How We Operate

Gomez has been on my mind recently. After hearing a few MP3s from their new record, How We Operate (hat tip to Jesse and Jeff for posting them on their respective blogs), I decided to pick the record up. Yup, you heard correctly: I bought the damn thing without hearing it the whole way through. What do I think after paying $14.08 for it? Very satisfied.

Gomez is a band that Matt introduced me to. Making a mix CD with tracks from their first two albums (Bring It On and Liquid Skin) and their odds-and-sods collection (Abandoned Shopping Trolley Hotline), I was really impressed with these guys. To call them a jam band would be incredibly unfair and short-sighted, but the band has a number of songs that have that kind of feel-good grove that's in a number of jam bands. Luckily, at least on their first two albums, Gomez was all about the song while also experimenting with weird sounds. From computer hums to banjos to old beaten-up keyboards, the band was a little too weird for mainstream tastes and a little too poppy for indie audiences.

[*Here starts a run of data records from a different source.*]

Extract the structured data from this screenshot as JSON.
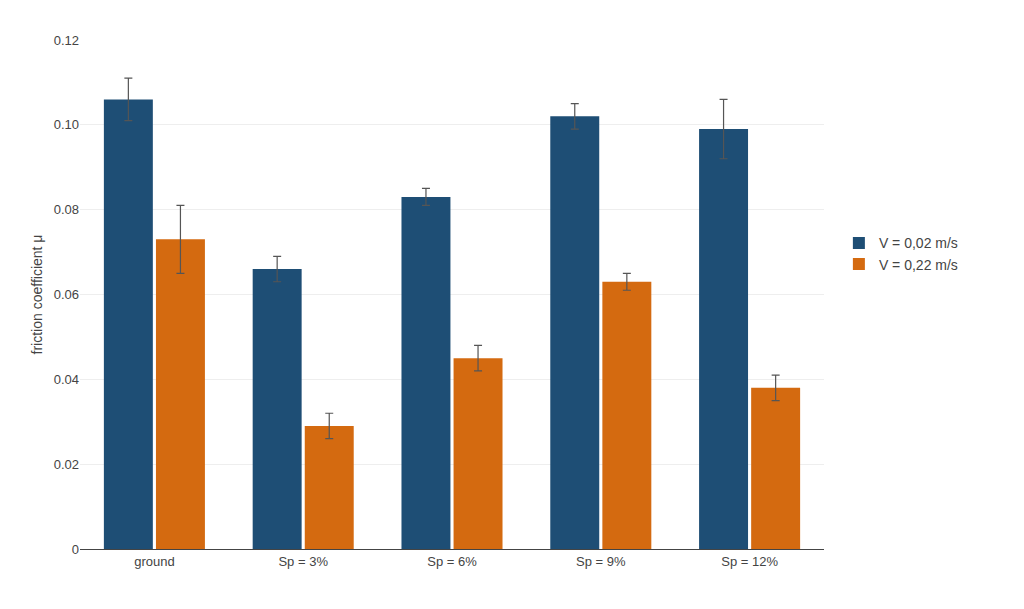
{
  "chart_data": {
    "type": "bar",
    "categories": [
      "ground",
      "Sp = 3%",
      "Sp = 6%",
      "Sp = 9%",
      "Sp = 12%"
    ],
    "series": [
      {
        "name": "V = 0,02 m/s",
        "color": "#1e4e75",
        "values": [
          0.106,
          0.066,
          0.083,
          0.102,
          0.099
        ],
        "errors": [
          0.005,
          0.003,
          0.002,
          0.003,
          0.007
        ]
      },
      {
        "name": "V = 0,22 m/s",
        "color": "#d46a10",
        "values": [
          0.073,
          0.029,
          0.045,
          0.063,
          0.038
        ],
        "errors": [
          0.008,
          0.003,
          0.003,
          0.002,
          0.003
        ]
      }
    ],
    "ylabel": "friction coefficient μ",
    "ylim": [
      0,
      0.12
    ],
    "yticks": [
      0,
      0.02,
      0.04,
      0.06,
      0.08,
      {
        "value": 0.1,
        "label": "0.10"
      },
      0.12
    ],
    "grid": true,
    "legend": "right"
  }
}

The band received nice press on both sides of the pond with their first few releases, but by their third proper album, In Our Gun, fans and critics were slowly disappearing from their radar. The album is not a horrible album, but I found it very meandering. The experimentation side of the band seemed at the forefront and I just couldn't get into it. By the time they had released their follow-up, Split the Difference, and their double-live album, Out West, I didn't even bother to check them out.

Now on ATO Records (the imprint owned by Dave Matthews under RCA Records with My Morning Jacket, Ben Kweller and David Gray on its roster), Gomez has a new album that is really worth hearing. However, some die-hard fans of their early material might think the band has cashed in their chips for a chance at mainstream attention.

On How We Operate, there is no noodling, jamming or wigging out. Also gone are the weird sounding keyboards, spare percussion and random noises. What's left is the song performed by three guitarist/vocalists, the bassist and drummer with their trademark acoustic guitars, slide guitar lines, some piano/keyboards, some banjos and some whammy pedal action. While that might be too much of an undressing, this is a really fine album without all the bloops and bleeps. The band has always had great songs that show a powerful sense of warmth (like "Tijuana Lady," "Bring It On," and "Rhythm and Blues Alibi"), so to have an album that is filled with this style, I give the record high marks.

There are a number of possible hit singles here. My ears might be totally off here, but I think I could hear "See the World" in a travel commercial, on adult contemporary radio or maybe even on Radio Disney. A bright little song with a happy chorus, this is classic Gomez only a little more polished this time out. The whole album is pretty awesome, but at what cost did this strip and polish job do for Gomez?

Well, in a day where a number of acts burn out their creative firewood with maybe one or two albums, the emphasis should be on the song, not sticking out in a crowd. Gomez has made something really good here and at a perfect time. People who had lost touch with the band can be reintroduced and a new audience may also pick up on what they're doing. Pundits could claim this is a major sellout or an attempt to kiss the ass of the lowest common denominator, but this doesn't sound like mushy slop that's polished to a shine.